Pride of the Dinka Bor

21 Jun 2010

Pride of the Dinka Bor

Women and children covered in white ash from burnt cow dung eagerly welcomed herds of cattle back into kraals (enclosure for livestock) at the Wundor Cattle Camp in Bor, Jonglei State, after a day's grazing.
"These cows you are seeing are everything to me," said Gabriel Kuany, 42, who has four wives and nine children. "They give me milk that I sell, and I buy food and pay my children's school fees."
Cattle keeping is one of the oldest economic activities in Southern Sudan. Shunning the western lifestyle common in many African cities, the Dinka Bor community keeps cows for social prestige and the payment of wedding dowries and use their milk for food.
"Initially our cows are purely for prestige -- we cannot sell or slaughter for meat unless they are sick," said Mabior de Maluk, a 30-year-old native of Bor. "But now with modernization, people can sell bulls to send their children to school."
A bull is valued at about 1,000 SDG ($450).
Pastoralists here burn cow dung to smoke out mosquitoes and other insects from the camp. Cow dung ash is then applied to cows and residents to protect them from insect bites.
The Dinka Bor live in aduel (temporary pyramid-shaped, makeshift huts) built from arual (reeds) within the cattle camp, which form a large part of their culture.
"Living in Aduel in the cattle camp and rubbing our bodies with ashes of burnt cow dung are our pride," said 50-year-old Nhial Kuol Garang. "As cattle keepers, we look smart in it."
Cattle are not only valued for food and their dung but also help determine an individual's status, power and influence in the community.
"When you have many cows, you are highly respected and have greater influence in the community and can easily become the chief," said Mr. Garang.

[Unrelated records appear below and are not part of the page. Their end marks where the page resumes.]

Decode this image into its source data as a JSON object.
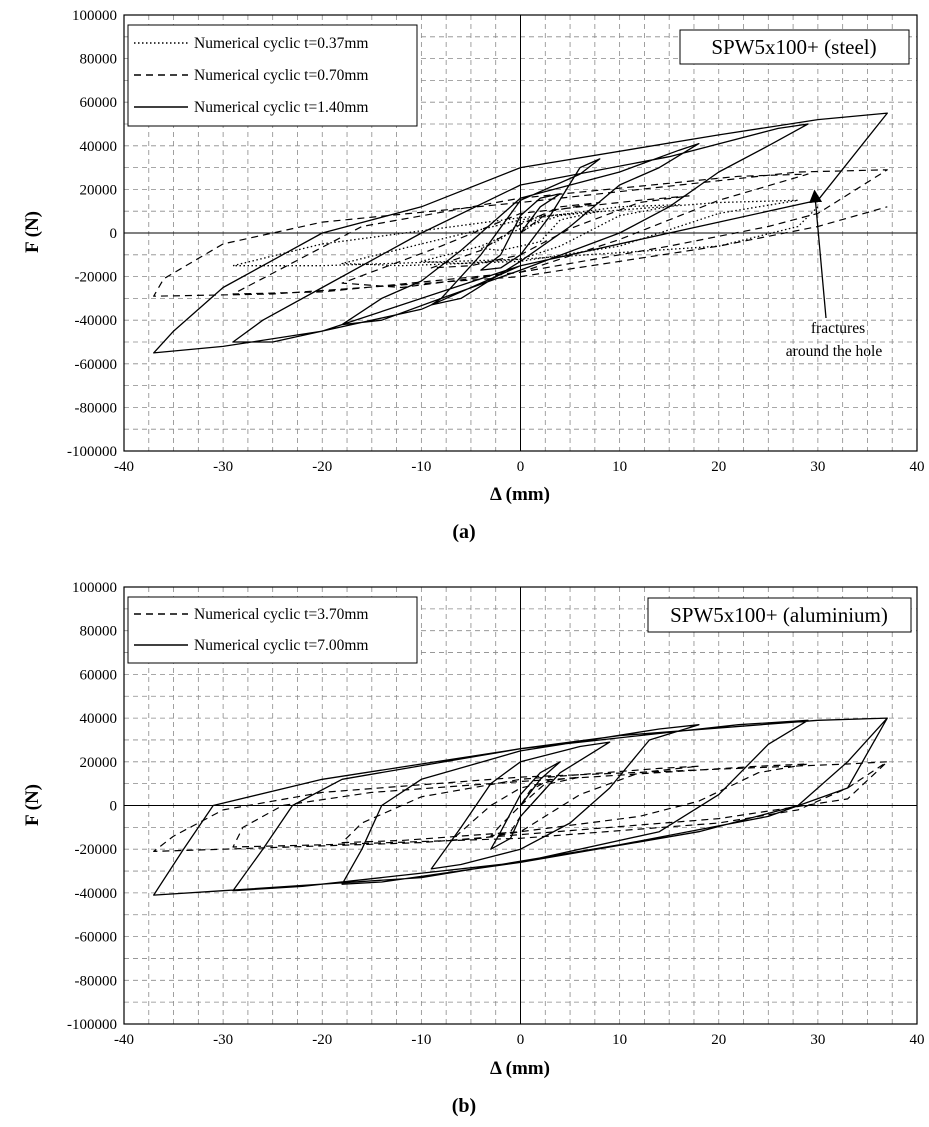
{
  "chart_data": [
    {
      "type": "line",
      "caption": "(a)",
      "xlabel": "Δ (mm)",
      "ylabel": "F (N)",
      "xlim": [
        -40,
        40
      ],
      "ylim": [
        -100000,
        100000
      ],
      "x_ticks": [
        -40,
        -30,
        -20,
        -10,
        0,
        10,
        20,
        30,
        40
      ],
      "y_ticks": [
        100000,
        80000,
        60000,
        40000,
        20000,
        0,
        -20000,
        -40000,
        -60000,
        -80000,
        -100000
      ],
      "grid": "dashed major and minor",
      "legend_placement": "top-left",
      "tag": "SPW5x100+ (steel)",
      "annotation": {
        "lines": [
          "fractures",
          "around the hole"
        ],
        "points_to": [
          30,
          15000
        ]
      },
      "series": [
        {
          "name": "Numerical cyclic t=0.37mm",
          "style": "dotted",
          "points": [
            [
              0,
              0
            ],
            [
              2,
              6000
            ],
            [
              0,
              5000
            ],
            [
              -2,
              -3000
            ],
            [
              -4,
              -7000
            ],
            [
              -2,
              -8000
            ],
            [
              2,
              -4000
            ],
            [
              4,
              6000
            ],
            [
              8,
              10000
            ],
            [
              4,
              8000
            ],
            [
              0,
              2000
            ],
            [
              -4,
              -6000
            ],
            [
              -10,
              -13000
            ],
            [
              -6,
              -14000
            ],
            [
              0,
              -12000
            ],
            [
              4,
              -6000
            ],
            [
              10,
              8000
            ],
            [
              16,
              13000
            ],
            [
              10,
              12000
            ],
            [
              0,
              6000
            ],
            [
              -10,
              -5000
            ],
            [
              -18,
              -14000
            ],
            [
              -12,
              -15000
            ],
            [
              0,
              -13000
            ],
            [
              10,
              -6000
            ],
            [
              20,
              9000
            ],
            [
              28,
              15000
            ],
            [
              20,
              14000
            ],
            [
              0,
              7000
            ],
            [
              -20,
              -5000
            ],
            [
              -29,
              -15000
            ],
            [
              -20,
              -15000
            ],
            [
              0,
              -12000
            ],
            [
              20,
              -6000
            ],
            [
              28,
              3000
            ],
            [
              30,
              12000
            ]
          ]
        },
        {
          "name": "Numerical cyclic t=0.70mm",
          "style": "dashed",
          "points": [
            [
              0,
              0
            ],
            [
              3,
              10000
            ],
            [
              8,
              14000
            ],
            [
              4,
              12000
            ],
            [
              0,
              4000
            ],
            [
              -4,
              -8000
            ],
            [
              -9,
              -16000
            ],
            [
              -5,
              -15000
            ],
            [
              0,
              -10000
            ],
            [
              5,
              2000
            ],
            [
              12,
              14000
            ],
            [
              17,
              17000
            ],
            [
              12,
              15000
            ],
            [
              0,
              9000
            ],
            [
              -8,
              -6000
            ],
            [
              -18,
              -23000
            ],
            [
              -12,
              -25000
            ],
            [
              0,
              -18000
            ],
            [
              10,
              -3000
            ],
            [
              20,
              15000
            ],
            [
              29,
              27000
            ],
            [
              22,
              26000
            ],
            [
              0,
              16000
            ],
            [
              -16,
              3000
            ],
            [
              -29,
              -28000
            ],
            [
              -20,
              -27000
            ],
            [
              0,
              -18000
            ],
            [
              15,
              -6000
            ],
            [
              25,
              3000
            ],
            [
              30,
              9000
            ],
            [
              37,
              29000
            ],
            [
              28,
              28000
            ],
            [
              0,
              14000
            ],
            [
              -20,
              5000
            ],
            [
              -30,
              -5000
            ],
            [
              -36,
              -21000
            ],
            [
              -37,
              -29000
            ],
            [
              -25,
              -28000
            ],
            [
              0,
              -20000
            ],
            [
              20,
              -6000
            ],
            [
              30,
              3000
            ],
            [
              37,
              12000
            ]
          ]
        },
        {
          "name": "Numerical cyclic t=1.40mm",
          "style": "solid",
          "points": [
            [
              0,
              0
            ],
            [
              2,
              12000
            ],
            [
              4,
              18000
            ],
            [
              2,
              16000
            ],
            [
              0,
              8000
            ],
            [
              -2,
              -10000
            ],
            [
              -4,
              -17000
            ],
            [
              -2,
              -16000
            ],
            [
              0,
              -10000
            ],
            [
              3,
              8000
            ],
            [
              6,
              30000
            ],
            [
              8,
              34000
            ],
            [
              6,
              27000
            ],
            [
              0,
              15000
            ],
            [
              -4,
              -10000
            ],
            [
              -8,
              -30000
            ],
            [
              -9,
              -33000
            ],
            [
              -6,
              -30000
            ],
            [
              0,
              -13000
            ],
            [
              5,
              3000
            ],
            [
              10,
              22000
            ],
            [
              14,
              30000
            ],
            [
              18,
              41000
            ],
            [
              16,
              38000
            ],
            [
              10,
              28000
            ],
            [
              0,
              16000
            ],
            [
              -6,
              -8000
            ],
            [
              -10,
              -22000
            ],
            [
              -14,
              -30000
            ],
            [
              -18,
              -42000
            ],
            [
              -14,
              -40000
            ],
            [
              -8,
              -30000
            ],
            [
              0,
              -17000
            ],
            [
              10,
              0
            ],
            [
              15,
              12000
            ],
            [
              20,
              28000
            ],
            [
              25,
              40000
            ],
            [
              29,
              50000
            ],
            [
              26,
              48000
            ],
            [
              15,
              35000
            ],
            [
              0,
              22000
            ],
            [
              -10,
              0
            ],
            [
              -20,
              -25000
            ],
            [
              -26,
              -40000
            ],
            [
              -29,
              -50000
            ],
            [
              -25,
              -50000
            ],
            [
              -10,
              -35000
            ],
            [
              0,
              -15000
            ],
            [
              20,
              5000
            ],
            [
              30,
              15000
            ],
            [
              37,
              55000
            ],
            [
              30,
              52000
            ],
            [
              20,
              45000
            ],
            [
              0,
              30000
            ],
            [
              -10,
              12000
            ],
            [
              -20,
              0
            ],
            [
              -30,
              -25000
            ],
            [
              -35,
              -45000
            ],
            [
              -37,
              -55000
            ],
            [
              -30,
              -52000
            ],
            [
              -20,
              -45000
            ],
            [
              0,
              -15000
            ]
          ]
        }
      ]
    },
    {
      "type": "line",
      "caption": "(b)",
      "xlabel": "Δ (mm)",
      "ylabel": "F (N)",
      "xlim": [
        -40,
        40
      ],
      "ylim": [
        -100000,
        100000
      ],
      "x_ticks": [
        -40,
        -30,
        -20,
        -10,
        0,
        10,
        20,
        30,
        40
      ],
      "y_ticks": [
        100000,
        80000,
        60000,
        40000,
        20000,
        0,
        -20000,
        -40000,
        -60000,
        -80000,
        -100000
      ],
      "grid": "dashed major and minor",
      "legend_placement": "top-left",
      "tag": "SPW5x100+ (aluminium)",
      "series": [
        {
          "name": "Numerical cyclic t=3.70mm",
          "style": "dashed",
          "points": [
            [
              0,
              0
            ],
            [
              2,
              8000
            ],
            [
              3,
              12000
            ],
            [
              1,
              7000
            ],
            [
              0,
              0
            ],
            [
              -2,
              -9000
            ],
            [
              -3,
              -14000
            ],
            [
              -1,
              -12000
            ],
            [
              0,
              -5000
            ],
            [
              3,
              10000
            ],
            [
              6,
              13000
            ],
            [
              4,
              12000
            ],
            [
              0,
              8000
            ],
            [
              -3,
              0
            ],
            [
              -5,
              -8000
            ],
            [
              -7,
              -16000
            ],
            [
              -4,
              -15000
            ],
            [
              0,
              -12000
            ],
            [
              6,
              5000
            ],
            [
              12,
              15000
            ],
            [
              18,
              18000
            ],
            [
              14,
              17000
            ],
            [
              0,
              12000
            ],
            [
              -10,
              4000
            ],
            [
              -16,
              -8000
            ],
            [
              -18,
              -17000
            ],
            [
              -12,
              -16000
            ],
            [
              0,
              -12000
            ],
            [
              12,
              -5000
            ],
            [
              18,
              2000
            ],
            [
              24,
              15000
            ],
            [
              29,
              19000
            ],
            [
              24,
              18000
            ],
            [
              0,
              11000
            ],
            [
              -15,
              6000
            ],
            [
              -24,
              0
            ],
            [
              -28,
              -10000
            ],
            [
              -29,
              -19000
            ],
            [
              -20,
              -18000
            ],
            [
              0,
              -15000
            ],
            [
              20,
              -8000
            ],
            [
              28,
              -2000
            ],
            [
              33,
              8000
            ],
            [
              37,
              20000
            ],
            [
              33,
              19000
            ],
            [
              0,
              13000
            ],
            [
              -20,
              6000
            ],
            [
              -30,
              -2000
            ],
            [
              -35,
              -14000
            ],
            [
              -37,
              -21000
            ],
            [
              -30,
              -20000
            ],
            [
              -10,
              -17000
            ],
            [
              20,
              -6000
            ],
            [
              33,
              3000
            ],
            [
              37,
              20000
            ]
          ]
        },
        {
          "name": "Numerical cyclic t=7.00mm",
          "style": "solid",
          "points": [
            [
              0,
              0
            ],
            [
              2,
              12000
            ],
            [
              4,
              20000
            ],
            [
              2,
              15000
            ],
            [
              0,
              5000
            ],
            [
              -2,
              -12000
            ],
            [
              -3,
              -20000
            ],
            [
              -1,
              -15000
            ],
            [
              0,
              -5000
            ],
            [
              4,
              15000
            ],
            [
              9,
              29000
            ],
            [
              6,
              27000
            ],
            [
              0,
              20000
            ],
            [
              -3,
              10000
            ],
            [
              -6,
              -10000
            ],
            [
              -9,
              -29000
            ],
            [
              -6,
              -27000
            ],
            [
              0,
              -20000
            ],
            [
              5,
              -8000
            ],
            [
              9,
              8000
            ],
            [
              13,
              30000
            ],
            [
              18,
              37000
            ],
            [
              14,
              35000
            ],
            [
              0,
              25000
            ],
            [
              -10,
              12000
            ],
            [
              -14,
              0
            ],
            [
              -16,
              -20000
            ],
            [
              -18,
              -36000
            ],
            [
              -14,
              -35000
            ],
            [
              0,
              -26000
            ],
            [
              14,
              -12000
            ],
            [
              20,
              5000
            ],
            [
              25,
              28000
            ],
            [
              29,
              39000
            ],
            [
              22,
              37000
            ],
            [
              0,
              26000
            ],
            [
              -18,
              12000
            ],
            [
              -23,
              0
            ],
            [
              -26,
              -20000
            ],
            [
              -29,
              -39000
            ],
            [
              -22,
              -37000
            ],
            [
              0,
              -26000
            ],
            [
              18,
              -12000
            ],
            [
              28,
              0
            ],
            [
              33,
              20000
            ],
            [
              37,
              40000
            ],
            [
              30,
              39000
            ],
            [
              10,
              32000
            ],
            [
              0,
              26000
            ],
            [
              -20,
              12000
            ],
            [
              -31,
              0
            ],
            [
              -34,
              -20000
            ],
            [
              -37,
              -41000
            ],
            [
              -30,
              -39000
            ],
            [
              -10,
              -33000
            ],
            [
              10,
              -18000
            ],
            [
              25,
              -5000
            ],
            [
              33,
              8000
            ],
            [
              37,
              40000
            ]
          ]
        }
      ]
    }
  ]
}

The desire to have more cows has made it difficult for the herdsmen to sell their cows to improve their lives.
"You are always a happy person when you have big bulls with long curved horns," added Mr. Garang. "While dancing, you demonstrate the style of the horn of your bull."
The Dinka's attachment to their cattle also shows in their baby-naming practices. Children are sometimes named after the colour of the family's best bull or cow, said Mr. Maluk, noting that Machar means black, Mabior white and Marial black and white.

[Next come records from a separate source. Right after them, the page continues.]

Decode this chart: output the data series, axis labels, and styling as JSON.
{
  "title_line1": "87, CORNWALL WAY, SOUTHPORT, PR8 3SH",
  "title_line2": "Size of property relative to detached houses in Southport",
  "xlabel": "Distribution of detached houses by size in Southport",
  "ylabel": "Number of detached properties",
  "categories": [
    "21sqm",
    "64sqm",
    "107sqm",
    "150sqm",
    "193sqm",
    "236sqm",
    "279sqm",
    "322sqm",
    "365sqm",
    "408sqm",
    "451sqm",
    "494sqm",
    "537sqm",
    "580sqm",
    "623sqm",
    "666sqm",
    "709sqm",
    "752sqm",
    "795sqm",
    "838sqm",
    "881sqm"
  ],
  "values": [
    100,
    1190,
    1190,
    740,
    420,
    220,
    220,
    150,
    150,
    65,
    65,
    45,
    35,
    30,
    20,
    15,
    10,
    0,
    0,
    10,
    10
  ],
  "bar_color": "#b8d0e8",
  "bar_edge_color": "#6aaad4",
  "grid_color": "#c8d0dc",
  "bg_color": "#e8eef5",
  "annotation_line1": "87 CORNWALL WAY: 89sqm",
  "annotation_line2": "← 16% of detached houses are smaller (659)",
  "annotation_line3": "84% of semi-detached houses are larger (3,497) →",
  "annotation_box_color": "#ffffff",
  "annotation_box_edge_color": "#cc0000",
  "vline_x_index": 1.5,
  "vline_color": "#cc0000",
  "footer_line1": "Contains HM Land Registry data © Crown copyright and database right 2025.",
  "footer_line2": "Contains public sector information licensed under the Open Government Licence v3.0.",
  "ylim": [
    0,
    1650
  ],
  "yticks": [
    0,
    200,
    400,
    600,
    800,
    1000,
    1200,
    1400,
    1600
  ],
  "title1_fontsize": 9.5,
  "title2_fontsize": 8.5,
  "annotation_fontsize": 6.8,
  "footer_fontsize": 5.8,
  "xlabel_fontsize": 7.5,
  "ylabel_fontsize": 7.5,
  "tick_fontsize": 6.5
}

Although the majority of the Dinka Bor shuns money, vehicles and stone houses for the simple life in the cattle camp, some have embraced a few aspects of modern society such as formal education.
"I go to school and come back to the camp because it is comfortable staying in the camp," said the 15-year-old herdboy Ayen Mangok.

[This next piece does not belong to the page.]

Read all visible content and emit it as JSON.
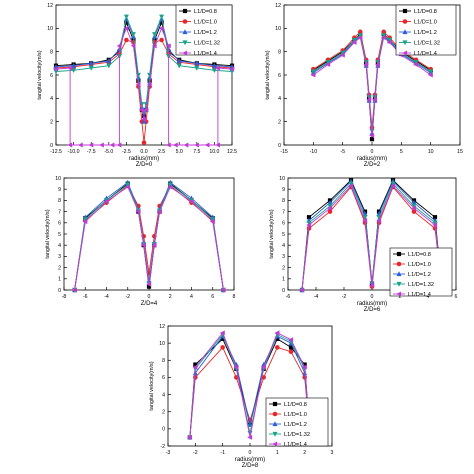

Back in the old days, according to Mr. Kuany, only stubborn and disobedient children were sent to school as a form of punishment.
"But this ideology has changed," he explained as he gathered cow dung on a smoky evening in April. "All the children are going to school including girls, unless it is the choice of the child to remain in the cattle camp."
Attitudes towards cattle keeping may be changing as increasing numbers of educated youths now regard life in the cattle camp as old-fashioned.
"Most of our children who have gone to school do not like staying in the cattle camp," said Mr. Garang. "They like staying in towns even if they have nothing to do there."
The cattle keepers' life can be difficult. Raids and tribal clashes with neighbouring communities are commonplace, and peace in Southern Sudan is all the more vital to the prosperity and security of the cattle camp dwellers.
"We voted (in the April 2010 elections) because we want to elect leaders who can bring us peace," said Mr. Kuany. "We need peace for our cows, we need peace for our children. If all the cows died, then we are also dead."